Toby Cornish, vice chair of pathology informatics at the University of Colorado School of Medicine, said Valar's concept is "entirely feasible." He said that outside of the research setting, a very small number of laboratories are signing off clinical cases based purely on digital images, but Valar's approach does not necessarily require upfront digitization of slides. Instead, Cornish said, the slides could be digitized on demand if the laboratory has that capability, or sent to an outside reference laboratory for digitization. That would fit in with existing pathology workflows, in which it is already common for slides and tissue blocks to be sent out for additional testing.
In Cornish's view, Valar's ability to successfully commercialize this tool will likely hinge on its ability to form partnerships with hospitals, health systems, and laboratories that can provide the clinically annotated specimens it needs to train and validate its machine- learning algorithm. "If they have good partnerships, I think that this is quite doable," Cornish said.

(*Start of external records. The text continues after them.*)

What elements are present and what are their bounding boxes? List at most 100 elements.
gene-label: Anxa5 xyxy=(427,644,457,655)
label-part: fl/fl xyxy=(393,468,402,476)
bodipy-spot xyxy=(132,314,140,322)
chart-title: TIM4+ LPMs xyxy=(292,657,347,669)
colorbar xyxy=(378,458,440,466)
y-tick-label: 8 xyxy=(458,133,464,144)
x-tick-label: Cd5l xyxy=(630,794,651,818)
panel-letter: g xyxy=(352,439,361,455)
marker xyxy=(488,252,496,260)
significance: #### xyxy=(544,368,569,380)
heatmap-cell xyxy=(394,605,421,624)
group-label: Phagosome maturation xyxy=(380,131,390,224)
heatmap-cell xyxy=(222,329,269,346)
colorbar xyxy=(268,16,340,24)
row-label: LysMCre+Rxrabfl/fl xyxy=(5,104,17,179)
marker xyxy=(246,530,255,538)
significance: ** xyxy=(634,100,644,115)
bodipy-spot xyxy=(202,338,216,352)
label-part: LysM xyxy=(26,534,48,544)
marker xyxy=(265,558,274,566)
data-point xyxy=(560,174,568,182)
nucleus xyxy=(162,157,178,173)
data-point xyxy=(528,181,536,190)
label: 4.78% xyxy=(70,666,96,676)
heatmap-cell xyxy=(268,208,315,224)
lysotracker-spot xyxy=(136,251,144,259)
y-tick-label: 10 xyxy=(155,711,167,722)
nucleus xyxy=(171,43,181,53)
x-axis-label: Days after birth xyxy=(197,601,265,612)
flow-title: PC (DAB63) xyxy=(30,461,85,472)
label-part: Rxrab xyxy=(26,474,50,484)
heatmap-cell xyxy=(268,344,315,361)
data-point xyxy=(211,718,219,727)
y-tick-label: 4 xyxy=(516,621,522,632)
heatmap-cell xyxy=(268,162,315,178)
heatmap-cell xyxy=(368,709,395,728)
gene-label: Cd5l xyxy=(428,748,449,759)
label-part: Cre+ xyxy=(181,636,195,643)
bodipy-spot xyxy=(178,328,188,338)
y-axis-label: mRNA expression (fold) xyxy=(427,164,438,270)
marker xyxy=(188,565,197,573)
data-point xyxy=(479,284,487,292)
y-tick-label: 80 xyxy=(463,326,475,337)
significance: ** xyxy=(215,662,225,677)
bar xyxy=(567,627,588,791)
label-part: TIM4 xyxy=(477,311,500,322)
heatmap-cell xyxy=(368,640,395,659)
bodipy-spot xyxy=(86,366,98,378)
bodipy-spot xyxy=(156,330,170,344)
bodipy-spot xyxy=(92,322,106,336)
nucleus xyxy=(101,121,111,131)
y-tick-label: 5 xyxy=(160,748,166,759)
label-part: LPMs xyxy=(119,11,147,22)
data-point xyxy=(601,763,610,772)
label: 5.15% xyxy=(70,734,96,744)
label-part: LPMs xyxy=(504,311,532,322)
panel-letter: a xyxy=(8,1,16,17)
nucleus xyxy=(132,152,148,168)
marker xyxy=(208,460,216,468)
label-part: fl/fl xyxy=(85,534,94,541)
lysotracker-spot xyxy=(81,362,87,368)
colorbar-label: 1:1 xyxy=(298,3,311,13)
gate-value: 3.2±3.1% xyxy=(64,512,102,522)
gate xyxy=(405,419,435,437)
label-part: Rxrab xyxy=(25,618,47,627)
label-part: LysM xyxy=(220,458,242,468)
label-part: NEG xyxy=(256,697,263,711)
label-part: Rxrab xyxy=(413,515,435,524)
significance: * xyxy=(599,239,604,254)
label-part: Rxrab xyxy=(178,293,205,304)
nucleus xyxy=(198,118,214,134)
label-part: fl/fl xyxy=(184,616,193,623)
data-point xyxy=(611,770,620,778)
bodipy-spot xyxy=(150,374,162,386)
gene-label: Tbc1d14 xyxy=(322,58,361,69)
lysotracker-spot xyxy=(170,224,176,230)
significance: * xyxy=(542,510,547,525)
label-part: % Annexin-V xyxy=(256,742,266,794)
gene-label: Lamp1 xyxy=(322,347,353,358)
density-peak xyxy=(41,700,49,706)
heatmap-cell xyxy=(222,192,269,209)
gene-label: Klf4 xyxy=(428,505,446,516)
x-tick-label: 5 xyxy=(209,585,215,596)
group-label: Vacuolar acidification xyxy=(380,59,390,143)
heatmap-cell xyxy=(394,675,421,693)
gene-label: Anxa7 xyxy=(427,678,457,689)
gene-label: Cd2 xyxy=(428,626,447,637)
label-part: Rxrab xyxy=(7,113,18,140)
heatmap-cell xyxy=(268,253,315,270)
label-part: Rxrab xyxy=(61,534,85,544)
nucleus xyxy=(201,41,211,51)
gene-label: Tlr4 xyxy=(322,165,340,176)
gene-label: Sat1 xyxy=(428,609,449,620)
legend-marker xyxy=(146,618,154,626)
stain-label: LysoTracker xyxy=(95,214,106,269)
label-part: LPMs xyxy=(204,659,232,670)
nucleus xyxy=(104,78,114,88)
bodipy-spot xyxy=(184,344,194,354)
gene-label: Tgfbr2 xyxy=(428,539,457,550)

According to Joshi, now that Valar has secured its seed financing, its next task will be running large-scale validation studies with multiple cancer centers to ensure accuracy of its tool across diverse data sets. "The biggest thing that everyone wants to make sure of is that markers are broadly generalizable, not just in a couple of hospitals in California, but validated across the country, and across various demographics," he said.